BILL: It was not a musical dream, it was a reality… and it did not splutter to a halt, it was a combination of well-thought-through decisions.

In my opinion, Totally Religious could have been an all time classic album. Chris Thompson and Kenny Harris did not want to record in the USA and were totally creatively uncooperative and more or less on strike, leading to serious problems recording the album.  Kenny got sent home and I wanted them both sacked.

I decided then that it would be the last time I recorded or toured with them. Subsequently Elektra dropped the band. Some bands might have carried on but the dynamics had not changed in the band. So creatively it was a dead end for me. The band split up in 1989.

I spent some time in Baltimore. I now live in London. More recently if it had not been for my good friend Howard Thompson who signed the band to Elektra Records, I would have had no knowledge of this box-set release because nobody contacted me about it . I am currently considering taking legal action against Chris Thompson and Kenny Harris to among other things stop passing themselves off as The Messiahs.

In the meantime I am enjoying life.
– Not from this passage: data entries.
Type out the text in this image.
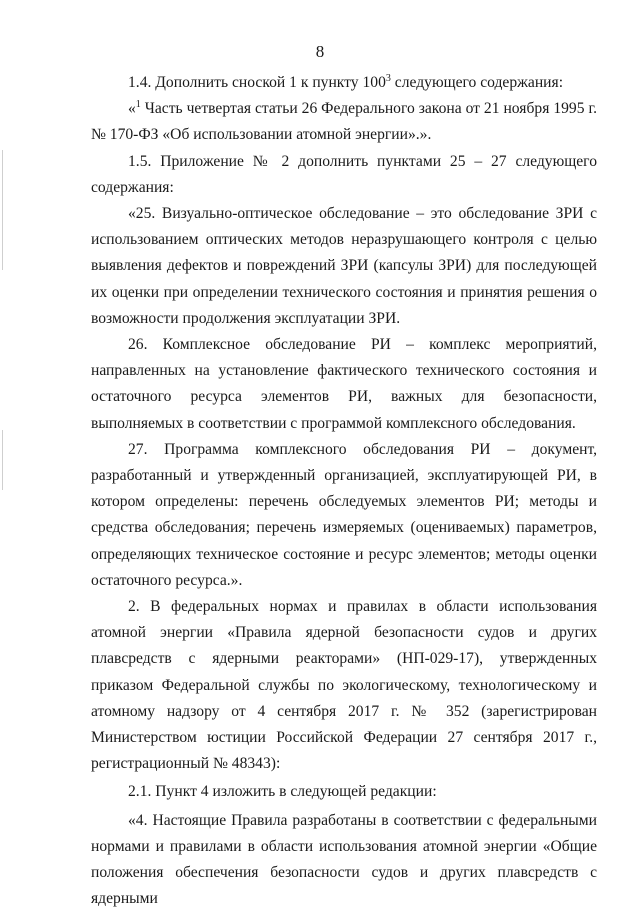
8

1.4. Дополнить сноской 1 к пункту $100^3$ следующего содержания:

«$^1$ Часть четвертая статьи 26 Федерального закона от 21 ноября 1995 г. № 170-ФЗ «Об использовании атомной энергии».».

1.5. Приложение № 2 дополнить пунктами 25 – 27 следующего содержания:

«25. Визуально-оптическое обследование – это обследование ЗРИ с использованием оптических методов неразрушающего контроля с целью выявления дефектов и повреждений ЗРИ (капсулы ЗРИ) для последующей их оценки при определении технического состояния и принятия решения о возможности продолжения эксплуатации ЗРИ.

26. Комплексное обследование РИ – комплекс мероприятий, направленных на установление фактического технического состояния и остаточного ресурса элементов РИ, важных для безопасности, выполняемых в соответствии с программой комплексного обследования.

27. Программа комплексного обследования РИ – документ, разработанный и утвержденный организацией, эксплуатирующей РИ, в котором определены: перечень обследуемых элементов РИ; методы и средства обследования; перечень измеряемых (оцениваемых) параметров, определяющих техническое состояние и ресурс элементов; методы оценки остаточного ресурса.».

2. В федеральных нормах и правилах в области использования атомной энергии «Правила ядерной безопасности судов и других плавсредств с ядерными реакторами» (НП-029-17), утвержденных приказом Федеральной службы по экологическому, технологическому и атомному надзору от 4 сентября 2017 г. № 352 (зарегистрирован Министерством юстиции Российской Федерации 27 сентября 2017 г., регистрационный № 48343):

2.1. Пункт 4 изложить в следующей редакции:

«4. Настоящие Правила разработаны в соответствии с федеральными нормами и правилами в области использования атомной энергии «Общие положения обеспечения безопасности судов и других плавсредств с ядерными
I am working on paintings and videos at the moment… and some musical ideas...

Finally - taken as a whole, how do you feel revisiting the material on this box-set? Does it feel like something of a distant trip down memory lane, or is it still as vital or relevant to you?

BILL: Ambivalent. But it is great news that Warners have finally licensed The Screaming Blue Messiah’s excellent re-mastered 27-year-old box set which is released on Easy Action as a body of work... flawed as some of it is.
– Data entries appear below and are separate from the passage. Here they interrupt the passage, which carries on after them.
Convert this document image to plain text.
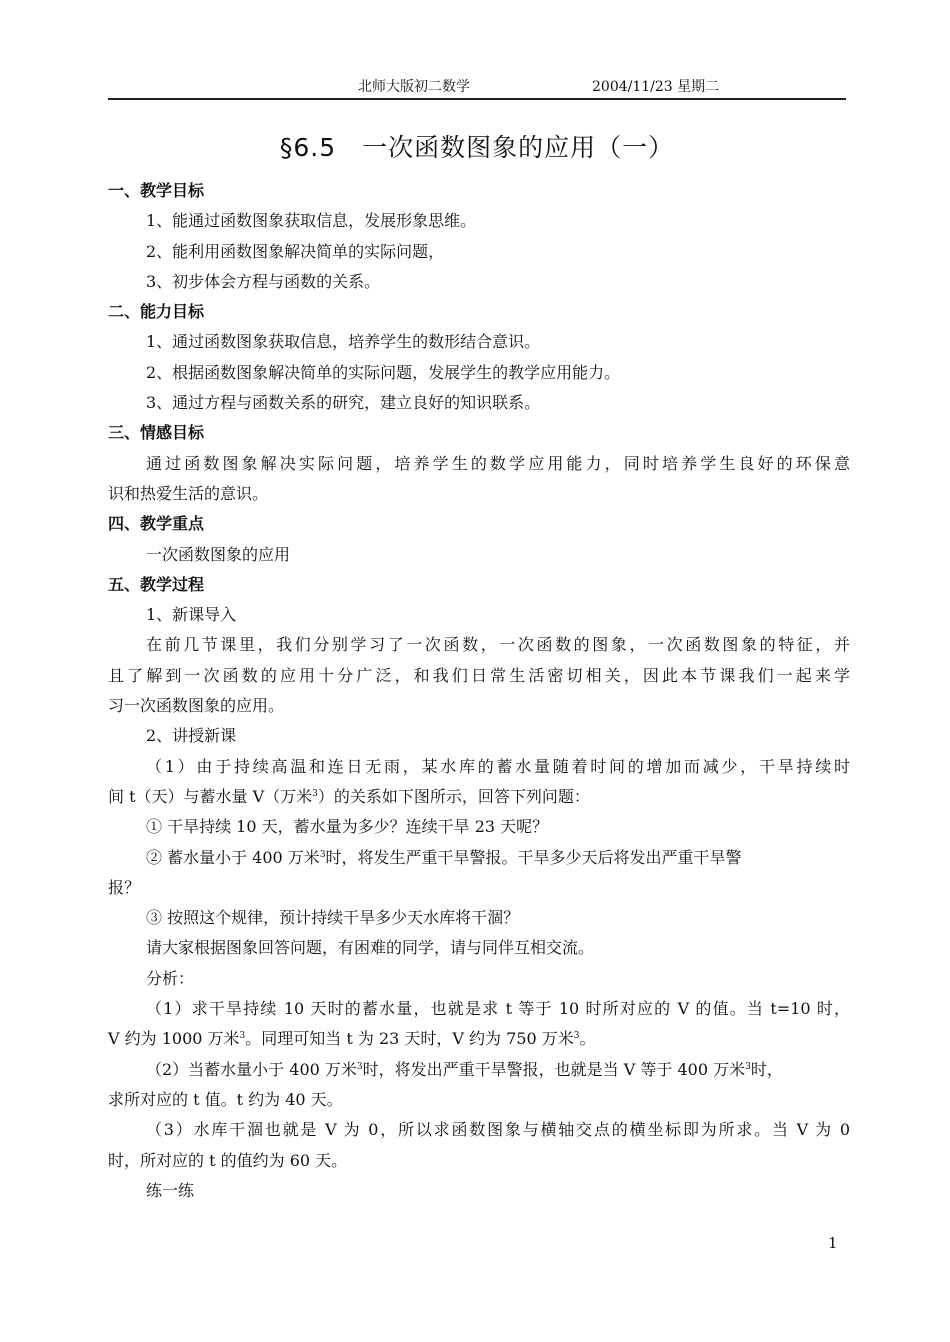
北师大版初二数学	2004/11/23 星期二
§6.5　一次函数图象的应用（一）
一、教学目标
1、能通过函数图象获取信息，发展形象思维。
2、能利用函数图象解决简单的实际问题，
3、初步体会方程与函数的关系。
二、能力目标
1、通过函数图象获取信息，培养学生的数形结合意识。
2、根据函数图象解决简单的实际问题，发展学生的教学应用能力。
3、通过方程与函数关系的研究，建立良好的知识联系。
三、情感目标
通过函数图象解决实际问题，培养学生的数学应用能力，同时培养学生良好的环保意
识和热爱生活的意识。
四、教学重点
一次函数图象的应用
五、教学过程
1、新课导入
在前几节课里，我们分别学习了一次函数，一次函数的图象，一次函数图象的特征，并
且了解到一次函数的应用十分广泛，和我们日常生活密切相关，因此本节课我们一起来学
习一次函数图象的应用。
2、讲授新课
（1）由于持续高温和连日无雨，某水库的蓄水量随着时间的增加而减少，干旱持续时
间 t（天）与蓄水量 V（万米$^3$）的关系如下图所示，回答下列问题：
① 干旱持续 10 天，蓄水量为多少？连续干旱 23 天呢？
② 蓄水量小于 400 万米$^3$时，将发生严重干旱警报。干旱多少天后将发出严重干旱警
报？
③ 按照这个规律，预计持续干旱多少天水库将干涸？
请大家根据图象回答问题，有困难的同学，请与同伴互相交流。
分析：
（1）求干旱持续 10 天时的蓄水量，也就是求 t 等于 10 时所对应的 V 的值。当 t=10 时，
V 约为 1000 万米$^3$。同理可知当 t 为 23 天时，V 约为 750 万米$^3$。
（2）当蓄水量小于 400 万米$^3$时，将发出严重干旱警报，也就是当 V 等于 400 万米$^3$时，
求所对应的 t 值。t 约为 40 天。
（3）水库干涸也就是 V 为 0，所以求函数图象与横轴交点的横坐标即为所求。当 V 为 0
时，所对应的 t 的值约为 60 天。
练一练
1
CHRIS: Partly it is a distant memory, but I am flattered and pleased that Easy Action Records have put it out. 

KENNY: I think most of the stuff still stands up pretty well, although I couldn’t sit down and listen to it for very long. Not that there’s anything wrong with it, but there’s only so many times you can listen to stuff you’ve played a million times without getting a wee bit sick of it. In some respects it can’t help but be a trip down memory lane, but it doesn’t feel as distant as you would expect.

Vision in Blues is available now via Easy Action.